Norway, Denmark, and Sweden have intensified their states of military preparedness or plan to do so as a result of Afghanistan, government sources admit. Future budget debates will pay more attention to defense spending. And, participation in NATO by Denmark and Norway will not be so heavily resisted.
Norway announced its tightening of military alertness soon after news of the Soviet invasion broke. Despite Soviet accusations of "provocation," the Norwegians went even further and pushed to conclude an agreement under negotiation with the United States to store weapons in the country. This would enable the Americans and NATO to reinforce Norwegian troops more rapidly if the Soviets should try to attack. The Norwegians also support President Carter's Olympic boycott.
Although Denmark and Sweden will not own up officially to military readiness, diplomatic sources concede that measures such as intensified radar surveillance have been enacted in both countries.
Denmark has received stinging criticism from the United States and Norway for failing to boost its defense expenditures by NATO's recommended 3 percent. But this may reflect more on the minority government's economic crisis, which is causing political turbulence, than on a lack of will to help beef up defense after Afghanistan.
The Danish pre-Afghanistan view toward stationing of Pershing II and cruise missiles in Europe may soften now, sources predict. Last autumn, the Danes pushed for a six-month moratorium on the stationing decision in order to sound out the Soviets more closely about their armament intentions in Europe. The Danes then maintained that the reduction in troops on the East European border was a sign of good will that should be reciprocated by a "no" to the missiles.
The most remarkable part of Sweden's denunciation is that, as a neutral country, Sweden usually outdoes the Finns in the art of saying nothing and remaining noninvolved.

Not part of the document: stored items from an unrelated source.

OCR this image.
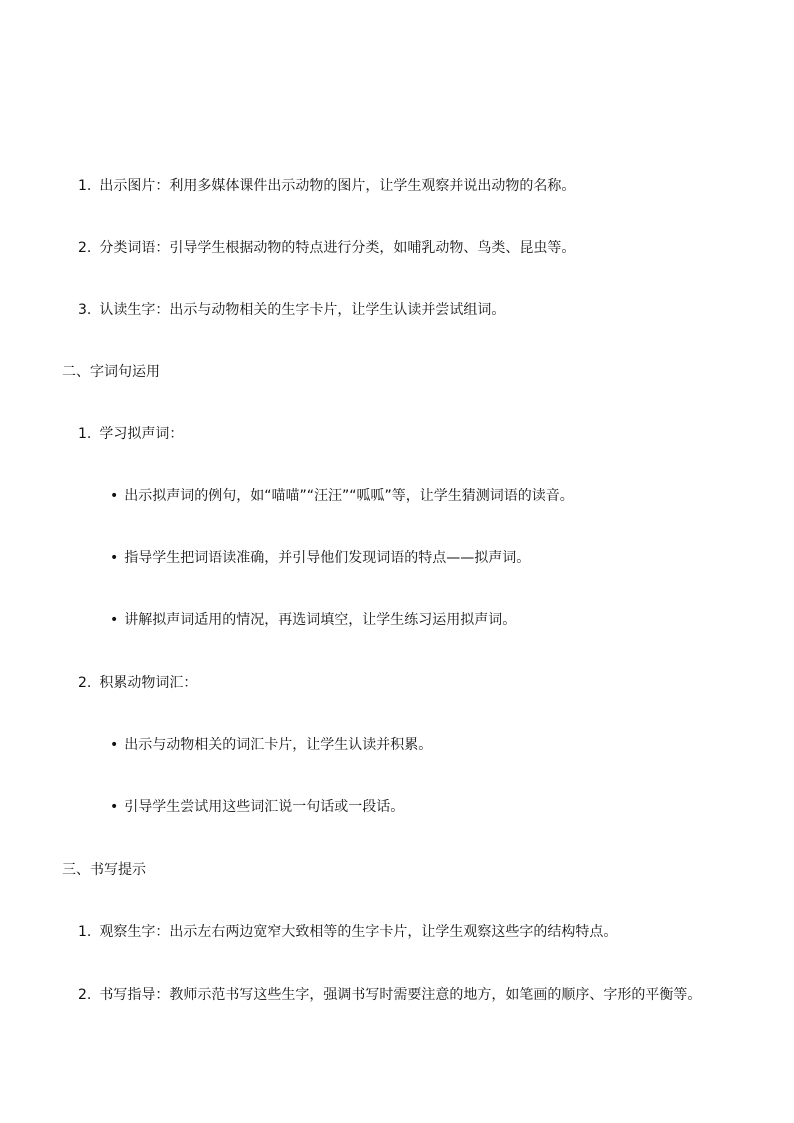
1. 出示图片：利用多媒体课件出示动物的图片，让学生观察并说出动物的名称。
2. 分类词语：引导学生根据动物的特点进行分类，如哺乳动物、鸟类、昆虫等。
3. 认读生字：出示与动物相关的生字卡片，让学生认读并尝试组词。
二、字词句运用
1. 学习拟声词：
• 出示拟声词的例句，如“喵喵”“汪汪”“呱呱”等，让学生猜测词语的读音。
• 指导学生把词语读准确，并引导他们发现词语的特点——拟声词。
• 讲解拟声词适用的情况，再选词填空，让学生练习运用拟声词。
2. 积累动物词汇：
• 出示与动物相关的词汇卡片，让学生认读并积累。
• 引导学生尝试用这些词汇说一句话或一段话。
三、书写提示
1. 观察生字：出示左右两边宽窄大致相等的生字卡片，让学生观察这些字的结构特点。
2. 书写指导：教师示范书写这些生字，强调书写时需要注意的地方，如笔画的顺序、字形的平衡等。
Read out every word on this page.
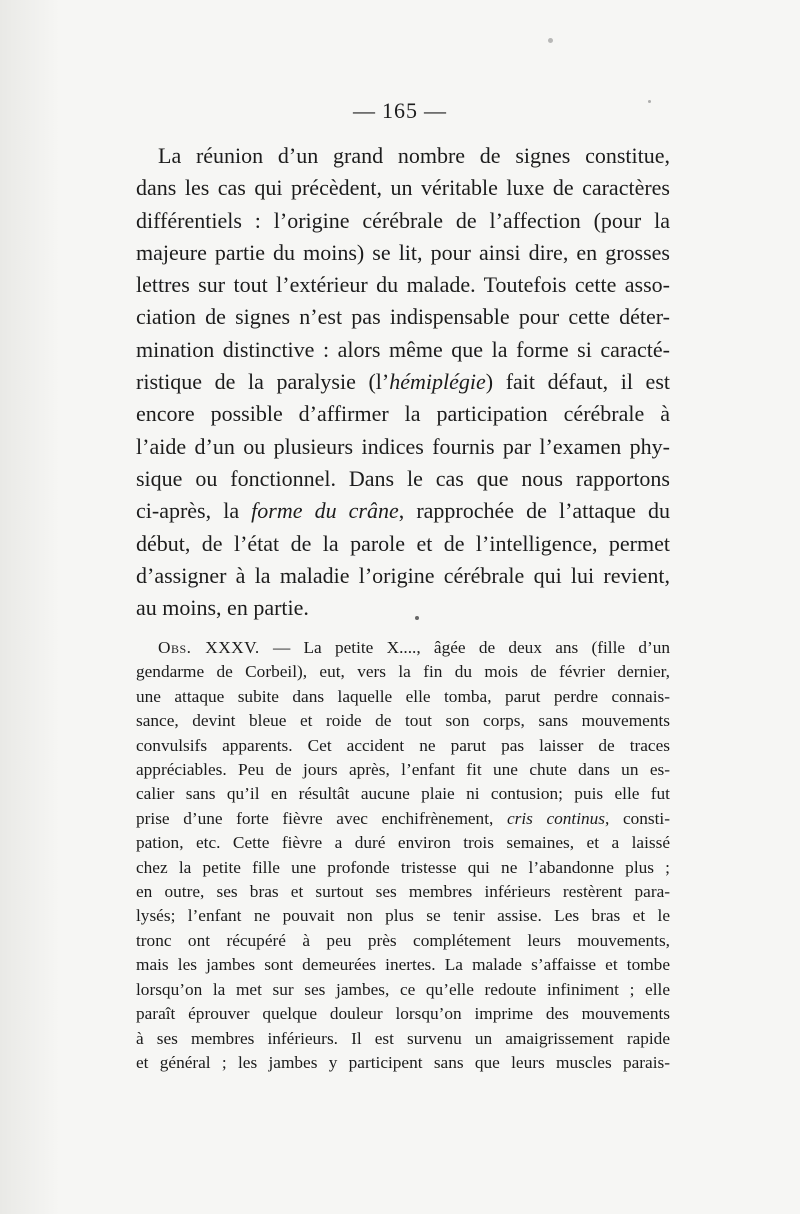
— 165 —
La réunion d’un grand nombre de signes constitue,
dans les cas qui précèdent, un véritable luxe de caractères
différentiels : l’origine cérébrale de l’affection (pour la
majeure partie du moins) se lit, pour ainsi dire, en grosses
lettres sur tout l’extérieur du malade. Toutefois cette asso-
ciation de signes n’est pas indispensable pour cette déter-
mination distinctive : alors même que la forme si caracté-
ristique de la paralysie (l’hémiplégie) fait défaut, il est
encore possible d’affirmer la participation cérébrale à
l’aide d’un ou plusieurs indices fournis par l’examen phy-
sique ou fonctionnel. Dans le cas que nous rapportons
ci-après, la forme du crâne, rapprochée de l’attaque du
début, de l’état de la parole et de l’intelligence, permet
d’assigner à la maladie l’origine cérébrale qui lui revient,
au moins, en partie.
Obs. XXXV. — La petite X...., âgée de deux ans (fille d’un
gendarme de Corbeil), eut, vers la fin du mois de février dernier,
une attaque subite dans laquelle elle tomba, parut perdre connais-
sance, devint bleue et roide de tout son corps, sans mouvements
convulsifs apparents. Cet accident ne parut pas laisser de traces
appréciables. Peu de jours après, l’enfant fit une chute dans un es-
calier sans qu’il en résultât aucune plaie ni contusion; puis elle fut
prise d’une forte fièvre avec enchifrènement, cris continus, consti-
pation, etc. Cette fièvre a duré environ trois semaines, et a laissé
chez la petite fille une profonde tristesse qui ne l’abandonne plus ;
en outre, ses bras et surtout ses membres inférieurs restèrent para-
lysés; l’enfant ne pouvait non plus se tenir assise. Les bras et le
tronc ont récupéré à peu près complétement leurs mouvements,
mais les jambes sont demeurées inertes. La malade s’affaisse et tombe
lorsqu’on la met sur ses jambes, ce qu’elle redoute infiniment ; elle
paraît éprouver quelque douleur lorsqu’on imprime des mouvements
à ses membres inférieurs. Il est survenu un amaigrissement rapide
et général ; les jambes y participent sans que leurs muscles parais-
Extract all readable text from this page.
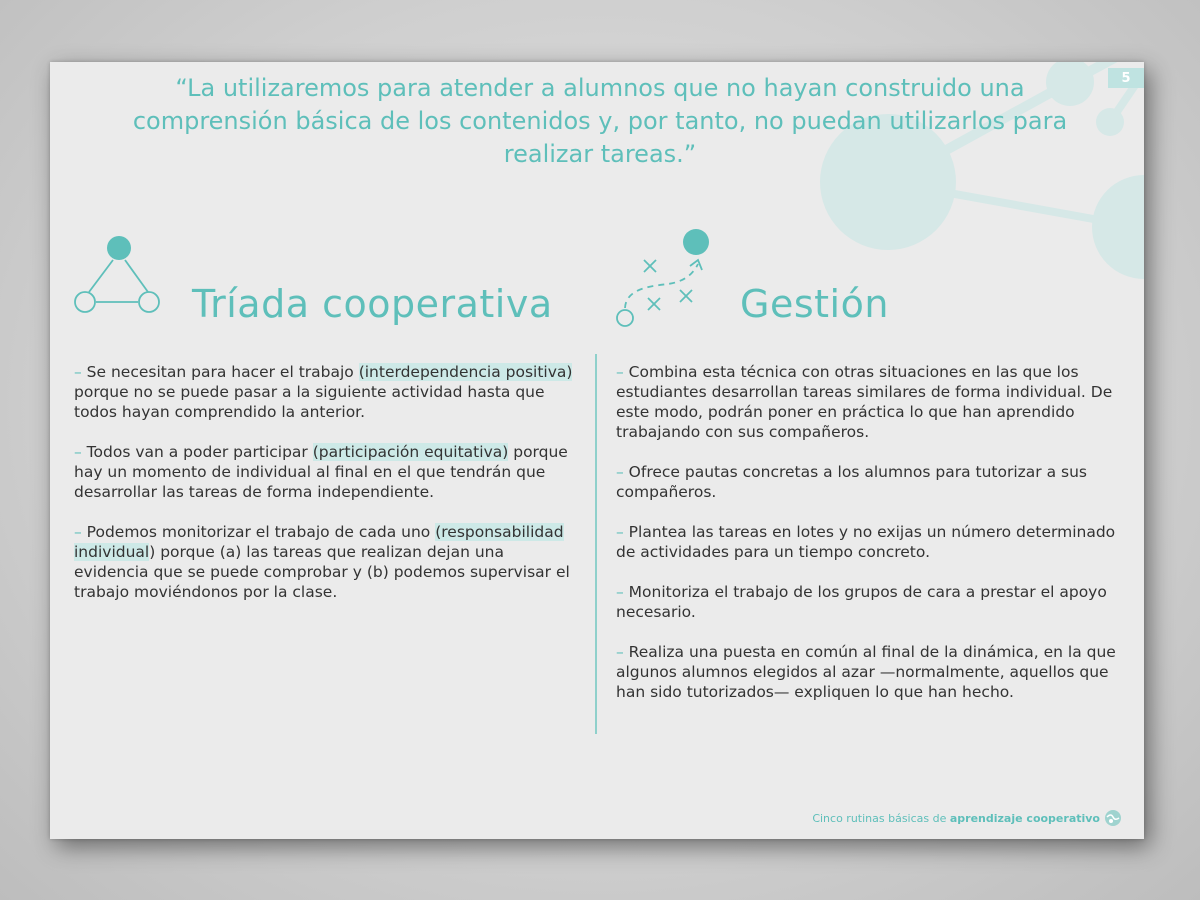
5
“La utilizaremos para atender a alumnos que no hayan construido una comprensión básica de los contenidos y, por tanto, no puedan utilizarlos para realizar tareas.”
Tríada cooperativa	Gestión

– Se necesitan para hacer el trabajo (interdependencia positiva) porque no se puede pasar a la siguiente actividad hasta que todos hayan comprendido la anterior.

– Todos van a poder participar (participación equitativa) porque hay un momento de individual al final en el que tendrán que desarrollar las tareas de forma independiente.

– Podemos monitorizar el trabajo de cada uno (responsabilidad individual) porque (a) las tareas que realizan dejan una evidencia que se puede comprobar y (b) podemos supervisar el trabajo moviéndonos por la clase.

– Combina esta técnica con otras situaciones en las que los estudiantes desarrollan tareas similares de forma individual. De este modo, podrán poner en práctica lo que han aprendido trabajando con sus compañeros.

– Ofrece pautas concretas a los alumnos para tutorizar a sus compañeros.

– Plantea las tareas en lotes y no exijas un número determinado de actividades para un tiempo concreto.

– Monitoriza el trabajo de los grupos de cara a prestar el apoyo necesario.

– Realiza una puesta en común al final de la dinámica, en la que algunos alumnos elegidos al azar —normalmente, aquellos que han sido tutorizados— expliquen lo que han hecho.

Cinco rutinas básicas de aprendizaje cooperativo
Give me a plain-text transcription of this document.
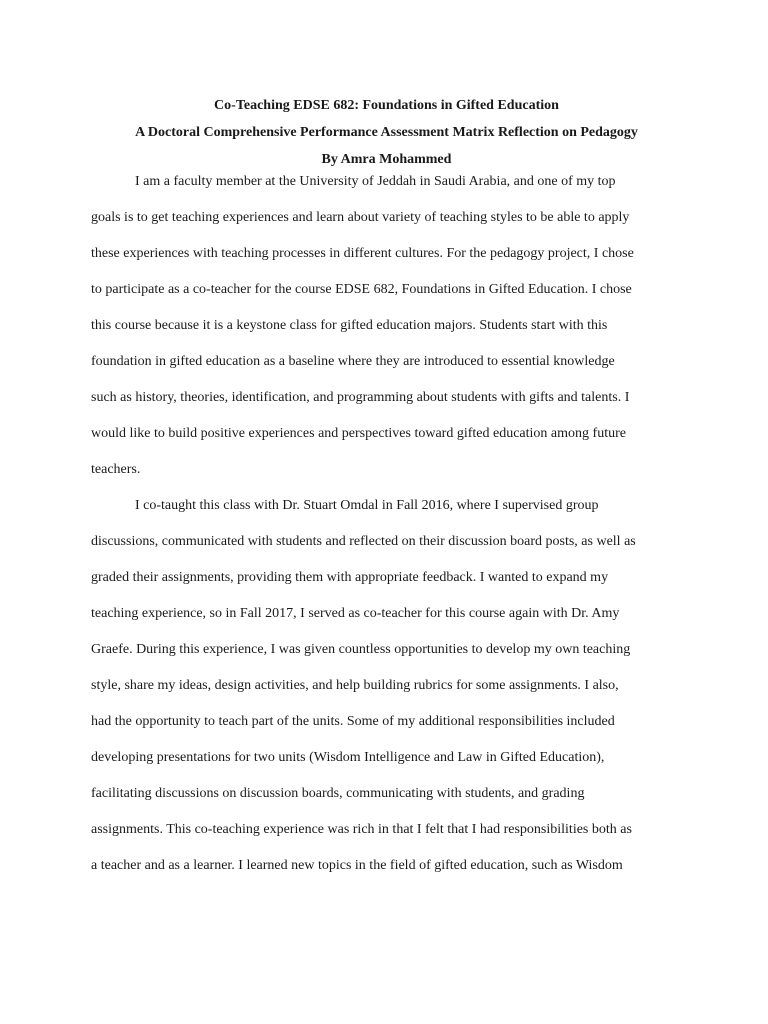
Co-Teaching EDSE 682: Foundations in Gifted Education

A Doctoral Comprehensive Performance Assessment Matrix Reflection on Pedagogy

By Amra Mohammed

I am a faculty member at the University of Jeddah in Saudi Arabia, and one of my top
goals is to get teaching experiences and learn about variety of teaching styles to be able to apply
these experiences with teaching processes in different cultures. For the pedagogy project, I chose
to participate as a co-teacher for the course EDSE 682, Foundations in Gifted Education. I chose
this course because it is a keystone class for gifted education majors. Students start with this
foundation in gifted education as a baseline where they are introduced to essential knowledge
such as history, theories, identification, and programming about students with gifts and talents. I
would like to build positive experiences and perspectives toward gifted education among future
teachers.
I co-taught this class with Dr. Stuart Omdal in Fall 2016, where I supervised group
discussions, communicated with students and reflected on their discussion board posts, as well as
graded their assignments, providing them with appropriate feedback. I wanted to expand my
teaching experience, so in Fall 2017, I served as co-teacher for this course again with Dr. Amy
Graefe. During this experience, I was given countless opportunities to develop my own teaching
style, share my ideas, design activities, and help building rubrics for some assignments. I also,
had the opportunity to teach part of the units. Some of my additional responsibilities included
developing presentations for two units (Wisdom Intelligence and Law in Gifted Education),
facilitating discussions on discussion boards, communicating with students, and grading
assignments. This co-teaching experience was rich in that I felt that I had responsibilities both as
a teacher and as a learner. I learned new topics in the field of gifted education, such as Wisdom
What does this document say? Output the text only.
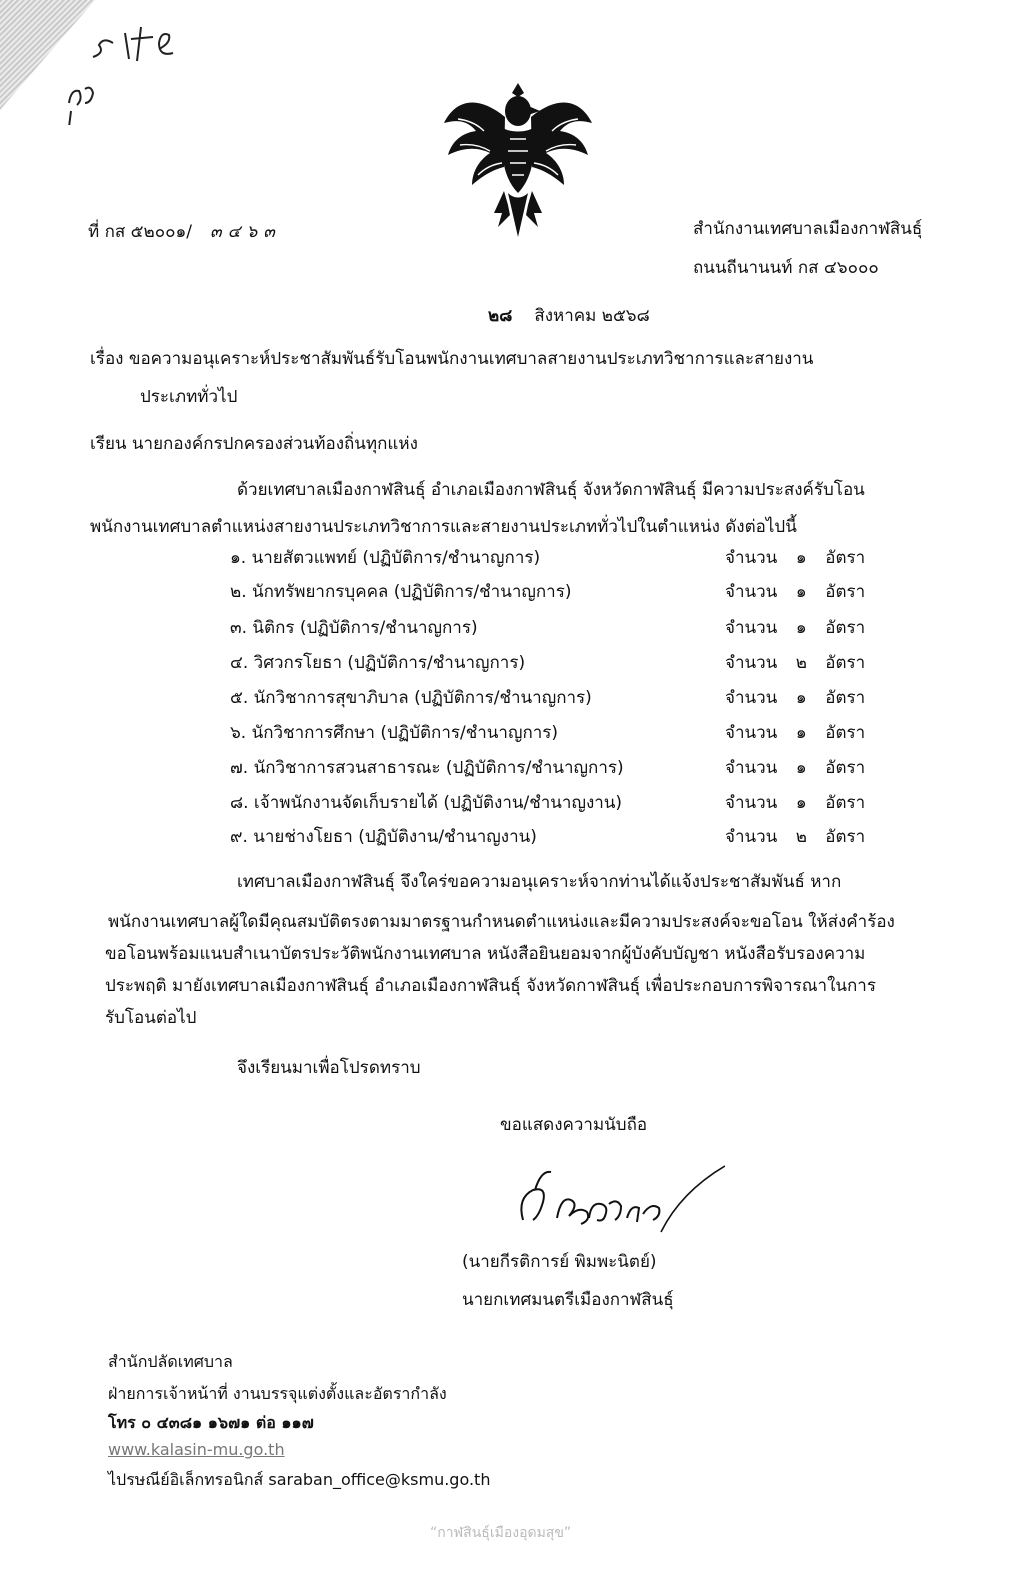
ที่ กส ๕๒๐๐๑/ ๓๔๖๓	สำนักงานเทศบาลเมืองกาฬสินธุ์
ถนนถีนานนท์ กส ๔๖๐๐๐
๒๘ สิงหาคม ๒๕๖๘
เรื่อง ขอความอนุเคราะห์ประชาสัมพันธ์รับโอนพนักงานเทศบาลสายงานประเภทวิชาการและสายงาน
ประเภททั่วไป
เรียน นายกองค์กรปกครองส่วนท้องถิ่นทุกแห่ง
ด้วยเทศบาลเมืองกาฬสินธุ์ อำเภอเมืองกาฬสินธุ์ จังหวัดกาฬสินธุ์ มีความประสงค์รับโอน
พนักงานเทศบาลตำแหน่งสายงานประเภทวิชาการและสายงานประเภททั่วไปในตำแหน่ง ดังต่อไปนี้
๑. นายสัตวแพทย์ (ปฏิบัติการ/ชำนาญการ)	จำนวน ๑ อัตรา
๒. นักทรัพยากรบุคคล (ปฏิบัติการ/ชำนาญการ)	จำนวน ๑ อัตรา
๓. นิติกร (ปฏิบัติการ/ชำนาญการ)	จำนวน ๑ อัตรา
๔. วิศวกรโยธา (ปฏิบัติการ/ชำนาญการ)	จำนวน ๒ อัตรา
๕. นักวิชาการสุขาภิบาล (ปฏิบัติการ/ชำนาญการ)	จำนวน ๑ อัตรา
๖. นักวิชาการศึกษา (ปฏิบัติการ/ชำนาญการ)	จำนวน ๑ อัตรา
๗. นักวิชาการสวนสาธารณะ (ปฏิบัติการ/ชำนาญการ)	จำนวน ๑ อัตรา
๘. เจ้าพนักงานจัดเก็บรายได้ (ปฏิบัติงาน/ชำนาญงาน)	จำนวน ๑ อัตรา
๙. นายช่างโยธา (ปฏิบัติงาน/ชำนาญงาน)	จำนวน ๒ อัตรา
เทศบาลเมืองกาฬสินธุ์ จึงใคร่ขอความอนุเคราะห์จากท่านได้แจ้งประชาสัมพันธ์ หาก
พนักงานเทศบาลผู้ใดมีคุณสมบัติตรงตามมาตรฐานกำหนดตำแหน่งและมีความประสงค์จะขอโอน ให้ส่งคำร้อง
ขอโอนพร้อมแนบสำเนาบัตรประวัติพนักงานเทศบาล หนังสือยินยอมจากผู้บังคับบัญชา หนังสือรับรองความ
ประพฤติ มายังเทศบาลเมืองกาฬสินธุ์ อำเภอเมืองกาฬสินธุ์ จังหวัดกาฬสินธุ์ เพื่อประกอบการพิจารณาในการ
รับโอนต่อไป
จึงเรียนมาเพื่อโปรดทราบ
ขอแสดงความนับถือ
(นายกีรติการย์ พิมพะนิตย์)
นายกเทศมนตรีเมืองกาฬสินธุ์
สำนักปลัดเทศบาล
ฝ่ายการเจ้าหน้าที่ งานบรรจุแต่งตั้งและอัตรากำลัง
โทร ๐ ๔๓๘๑ ๑๖๗๑ ต่อ ๑๑๗
www.kalasin-mu.go.th
ไปรษณีย์อิเล็กทรอนิกส์ saraban_office@ksmu.go.th
“กาฬสินธุ์เมืองอุดมสุข”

For the first time in years, foreign affairs dominated the general debate in parliament because of the Soviet actions.
Sweden's most influential politician, former prime minister Olof Palme, divorced his party from further alliance with the Communist Party, declaring that if the invasion was what Leninism was about, he wanted no part of it. Mr. Palme's Social Democrats had relied on the small Communist Party to give them a parliamentary majority through the latter part of their 44-year governmental reign, which was lost in 1976.
The commander-in-chief of the Swedish armed forces called for a larger number of aircraft and ships as well as better training for military conscripts but denied that the suggestions were directly prompted by the Soviet intervention in Afghanistan.
Nordic leaders have also had plenty of opportunities to consult one another about their strategies. The Danes and Norwegians have conferred, as have the Swedes and Finns in the last few weeks.
Although the security of the Nordic area has never been the reason for the meetings, nor have officials confirmed that the subject was discussed in detail, sources say it was not overlooked.
For if the Soviet move into the small South Asian state has done anything, it has clearly brought home to the Nordic area how vulnerable small nations are, especially ones situated in areas considered strategic to the superpowers.
Scandinavia is a key area because of its proximity to the Soviet naval bases, particularly Murmansk. A naval offensive aimed at Europe or blockading North American supplies to Europe would sail past one or more Nordic countries.
The geography lesson has not gone over the heads of the Finns, Norwegians, Danes, or Swedes.Although neutral Sweden and Finland train their troops to fight any aggressor and practice with weapons pointed east and west, many a Finnish and Swedish conscript admits that they realistically expect to aim east when and if called up.